A headache pounded behind Emma’s eyes. She tried to sip the water, but it only turned her stomach again. She hated that JJ was here, seeing her like this.
“This is your fault,” she muttered, splaying her hand against her abdomen.
“How is this my fault?” JJ asked, affronted.
Emma waved a hand. “Not you. The spawn.”
It still felt more like a flu than a future. A collection of symptoms that would fade. Nathan didn’t talk about the baby or the future, either. He used to—lying awake at night, fantasizing about the children they would have and the lives they would live. But as soon as it became real, he’d gone quiet.
“Nathan mentioned,” JJ said. “Congratulations.”
“Yeah. Well. I can’t possibly be a worse parent than ours were, right?” Emma asked. JJ snorted, and their eyes met in a brief moment of understanding. Then JJ’s expression shuttered again.
“When’s the last time you ate anything?” JJ asked.
“Toast when I woke up. Nibbled on some crackers,” Emma said. “Haven’t managed anything else.” It wasn’t even that she felt sick, exactly, just that her body seemed physically incapable of allowing her to bring food to her mouth. Like it could tell that she was somewhere unfamiliar. Somewhere unsafe.
She eased herself upright. JJ stiffened, but the wooziness had passed. Emma moved gingerly deeper into the house. “Did you need anything else?” she asked.
“Just dropping off the keys,” JJ said, trailing behind. In the great room she halted, looking around. “I didn’t really stop to see anything the other day. It’s weird, being in here again.”
“Did you ever come back?” Emma asked.
“Hell no,” JJ said. “Did you?”
Emma shook her head. “No reason to.”
JJ drifted toward the right-hand hallway, which led to the living room and their father’s study. The hall where they’d found their mother. “It was here,” she said, looking down at the stain.
Emma joined her, setting her glass on the closed lid of the piano as she passed. “We tried to get the stain out, but it looks like we’re going to have to patch the whole section of floor,” she said.
Juliette rubbed a toe idly against the edge of the dark blotch. “And Dad was…” She moved forward with an unhurried kind of purpose. She pushed open the office door but stayed back. Emma joined her.
The room was arranged around that spot, now bare, from which he ruled his kingdom. They hadn’t been allowed in here without explicit invitation. Now JJ stepped cautiously over the threshold.
“He was facing away from the door,” she said. She lifted her hand, almost as if she were holding a gun. Barrel to the back of the head, boom. She seemed to realize what she was doing and dropped her hand, then walked quickly over to the wall and set her fingers against a gouge in the wainscotting. “This must be where the bullet lodged.”
“I—I don’t know,” Emma stammered. She’d never thought about where the bullet had gone, when its work was done.
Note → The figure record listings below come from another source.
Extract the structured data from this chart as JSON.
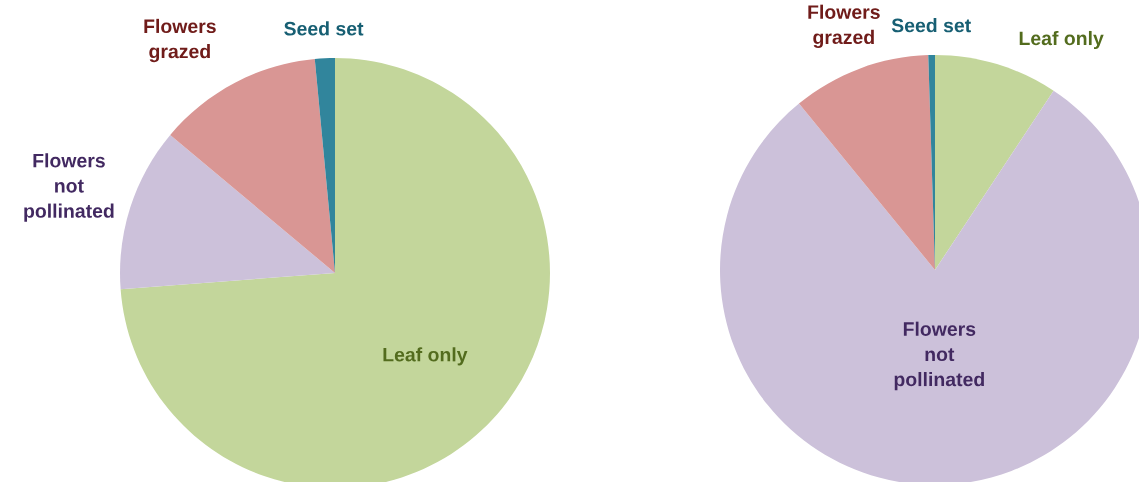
{
  "chart_data": [
    {
      "type": "pie",
      "categories": [
        "Leaf only",
        "Flowers\nnot\npollinated",
        "Flowers\ngrazed",
        "Seed set"
      ],
      "values": [
        73.8,
        12.3,
        12.4,
        1.5
      ],
      "colors": [
        "#c3d69b",
        "#ccc1da",
        "#d99694",
        "#31859c"
      ]
    },
    {
      "type": "pie",
      "categories": [
        "Leaf only",
        "Flowers\nnot\npollinated",
        "Flowers\ngrazed",
        "Seed set"
      ],
      "values": [
        9.3,
        79.8,
        10.4,
        0.5
      ],
      "colors": [
        "#c3d69b",
        "#ccc1da",
        "#d99694",
        "#31859c"
      ]
    }
  ]
}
JJ looked back at her, expression unreadable. “It entered the back left side of his head and exited at the front right near the temple, then lodged in the wall.”
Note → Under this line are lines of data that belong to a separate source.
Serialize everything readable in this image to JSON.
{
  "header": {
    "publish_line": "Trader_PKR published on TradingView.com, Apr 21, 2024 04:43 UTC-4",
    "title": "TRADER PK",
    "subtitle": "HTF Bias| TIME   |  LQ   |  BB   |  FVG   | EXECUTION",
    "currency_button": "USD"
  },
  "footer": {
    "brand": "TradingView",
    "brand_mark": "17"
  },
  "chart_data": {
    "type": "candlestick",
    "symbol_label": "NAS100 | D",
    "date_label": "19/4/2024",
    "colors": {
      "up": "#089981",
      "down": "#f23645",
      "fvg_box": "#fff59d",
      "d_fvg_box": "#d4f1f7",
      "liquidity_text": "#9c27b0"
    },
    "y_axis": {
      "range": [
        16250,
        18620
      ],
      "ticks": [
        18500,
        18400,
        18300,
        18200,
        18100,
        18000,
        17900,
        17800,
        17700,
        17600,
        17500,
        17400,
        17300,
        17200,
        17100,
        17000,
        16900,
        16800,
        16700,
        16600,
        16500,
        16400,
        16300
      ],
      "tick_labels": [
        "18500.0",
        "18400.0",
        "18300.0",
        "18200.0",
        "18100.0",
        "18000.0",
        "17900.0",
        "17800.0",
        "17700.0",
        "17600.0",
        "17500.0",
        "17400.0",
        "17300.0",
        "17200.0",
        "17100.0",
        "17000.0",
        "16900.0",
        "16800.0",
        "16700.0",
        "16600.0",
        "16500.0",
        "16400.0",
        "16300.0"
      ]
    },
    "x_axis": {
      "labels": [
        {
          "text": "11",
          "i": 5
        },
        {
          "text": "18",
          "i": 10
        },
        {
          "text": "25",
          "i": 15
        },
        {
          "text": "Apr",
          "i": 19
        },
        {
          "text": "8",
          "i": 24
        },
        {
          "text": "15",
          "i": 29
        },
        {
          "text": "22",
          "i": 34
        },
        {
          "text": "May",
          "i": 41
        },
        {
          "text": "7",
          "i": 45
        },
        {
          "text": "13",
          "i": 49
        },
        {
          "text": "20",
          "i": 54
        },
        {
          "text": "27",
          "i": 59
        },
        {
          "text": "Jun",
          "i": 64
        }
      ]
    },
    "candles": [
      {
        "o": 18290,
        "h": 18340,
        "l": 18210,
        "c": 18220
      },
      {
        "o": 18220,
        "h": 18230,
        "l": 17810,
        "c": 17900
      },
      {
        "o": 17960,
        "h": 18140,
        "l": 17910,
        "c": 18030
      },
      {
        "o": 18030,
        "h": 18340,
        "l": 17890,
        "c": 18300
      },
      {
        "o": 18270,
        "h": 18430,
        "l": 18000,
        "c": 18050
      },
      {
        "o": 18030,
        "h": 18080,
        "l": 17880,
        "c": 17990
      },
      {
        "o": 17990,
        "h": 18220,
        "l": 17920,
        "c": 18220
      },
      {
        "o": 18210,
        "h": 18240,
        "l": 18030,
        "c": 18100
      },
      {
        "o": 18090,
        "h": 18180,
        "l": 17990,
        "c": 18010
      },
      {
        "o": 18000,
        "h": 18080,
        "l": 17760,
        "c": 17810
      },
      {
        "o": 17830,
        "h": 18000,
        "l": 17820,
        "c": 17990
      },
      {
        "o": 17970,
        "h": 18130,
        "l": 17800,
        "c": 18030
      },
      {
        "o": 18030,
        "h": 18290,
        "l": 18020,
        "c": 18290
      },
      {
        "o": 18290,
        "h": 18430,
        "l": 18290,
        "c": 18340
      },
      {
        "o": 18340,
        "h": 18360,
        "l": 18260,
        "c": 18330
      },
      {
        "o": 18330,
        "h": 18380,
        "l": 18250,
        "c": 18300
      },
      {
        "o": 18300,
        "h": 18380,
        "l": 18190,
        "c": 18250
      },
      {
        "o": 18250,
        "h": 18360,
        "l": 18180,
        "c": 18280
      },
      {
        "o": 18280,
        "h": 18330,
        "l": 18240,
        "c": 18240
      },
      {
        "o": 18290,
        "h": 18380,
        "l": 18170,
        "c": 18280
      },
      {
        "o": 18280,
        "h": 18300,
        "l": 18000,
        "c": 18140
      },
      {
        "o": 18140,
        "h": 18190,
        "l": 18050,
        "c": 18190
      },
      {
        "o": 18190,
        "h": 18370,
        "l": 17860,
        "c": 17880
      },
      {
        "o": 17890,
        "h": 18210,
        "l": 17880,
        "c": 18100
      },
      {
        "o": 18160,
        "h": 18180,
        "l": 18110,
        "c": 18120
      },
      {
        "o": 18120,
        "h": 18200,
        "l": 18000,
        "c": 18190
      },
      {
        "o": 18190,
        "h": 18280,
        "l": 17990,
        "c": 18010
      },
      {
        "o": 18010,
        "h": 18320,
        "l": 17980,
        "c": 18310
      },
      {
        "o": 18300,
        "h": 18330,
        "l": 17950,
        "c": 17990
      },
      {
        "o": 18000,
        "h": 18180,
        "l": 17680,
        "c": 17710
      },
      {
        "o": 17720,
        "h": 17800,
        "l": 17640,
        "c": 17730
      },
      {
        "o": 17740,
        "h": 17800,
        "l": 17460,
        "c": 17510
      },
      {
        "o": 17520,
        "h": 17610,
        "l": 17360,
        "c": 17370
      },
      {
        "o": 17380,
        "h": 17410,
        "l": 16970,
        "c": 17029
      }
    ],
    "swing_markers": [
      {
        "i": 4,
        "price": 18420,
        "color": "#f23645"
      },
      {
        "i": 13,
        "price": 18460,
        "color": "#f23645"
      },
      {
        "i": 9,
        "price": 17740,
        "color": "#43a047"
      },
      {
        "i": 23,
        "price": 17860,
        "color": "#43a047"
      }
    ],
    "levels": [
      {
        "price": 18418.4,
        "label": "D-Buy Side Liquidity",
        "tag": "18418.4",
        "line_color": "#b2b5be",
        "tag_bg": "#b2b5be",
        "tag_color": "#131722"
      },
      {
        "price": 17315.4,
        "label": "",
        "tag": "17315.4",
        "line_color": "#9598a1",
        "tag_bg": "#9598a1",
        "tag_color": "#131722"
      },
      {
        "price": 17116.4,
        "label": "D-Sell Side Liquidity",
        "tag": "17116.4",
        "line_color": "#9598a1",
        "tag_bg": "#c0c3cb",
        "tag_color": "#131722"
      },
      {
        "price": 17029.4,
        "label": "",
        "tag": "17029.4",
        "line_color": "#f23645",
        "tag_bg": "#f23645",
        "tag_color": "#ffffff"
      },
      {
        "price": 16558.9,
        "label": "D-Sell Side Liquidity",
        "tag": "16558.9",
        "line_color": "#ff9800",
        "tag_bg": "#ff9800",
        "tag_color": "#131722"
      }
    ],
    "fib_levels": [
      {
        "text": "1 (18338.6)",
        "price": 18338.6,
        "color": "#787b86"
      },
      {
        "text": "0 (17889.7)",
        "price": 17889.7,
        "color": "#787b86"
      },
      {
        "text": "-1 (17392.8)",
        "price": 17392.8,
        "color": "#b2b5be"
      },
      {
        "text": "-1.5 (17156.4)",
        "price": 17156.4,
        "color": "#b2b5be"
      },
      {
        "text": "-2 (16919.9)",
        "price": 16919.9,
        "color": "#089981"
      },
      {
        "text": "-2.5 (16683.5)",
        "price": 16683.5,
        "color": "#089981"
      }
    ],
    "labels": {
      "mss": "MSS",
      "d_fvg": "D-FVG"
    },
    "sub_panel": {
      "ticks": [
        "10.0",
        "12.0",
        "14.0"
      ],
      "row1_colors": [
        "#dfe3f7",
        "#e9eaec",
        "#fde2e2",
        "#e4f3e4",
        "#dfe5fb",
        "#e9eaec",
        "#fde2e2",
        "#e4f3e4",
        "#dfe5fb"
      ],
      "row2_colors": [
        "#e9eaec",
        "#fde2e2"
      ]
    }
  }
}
“I never wanted to know the details,” Emma said. The more she knew, the more she worried she would find out. And she hadn’t wanted the truth. As soon as she was sure, it would stop being a matter of protecting her sisters. It would start to be a question of protecting just one. The equation stopped balancing.
“He didn’t see it coming,” JJ said. There was a strange mix of challenge and compassion in her voice. Her eyes were locked on Emma. “It would have been instantaneous, for him.”
“But not Mom?”
“She was shot in the chest,” JJ said. “Close range. The bullet only nicked the heart, so it took a minute or two for her to bleed out. A minute or two isn’t that long, though.” She sounded like she’d thought about it a lot. She sounded like she didn’t quite believe that part.
“She must have heard the gunshot and come downstairs,” Emma said.
“Must have,” JJ said, not breaking eye contact. Must have, as if she didn’t know. Maybe she didn’t.
“You sneaked out to meet Logan that night, didn’t you?” Emma asked. JJ startled.
“Who told you that?”
“So it’s true.”
Car tires crunched on gravel. JJ didn’t answer, looking at her steadily. “Sounds like your husband’s home,” JJ said.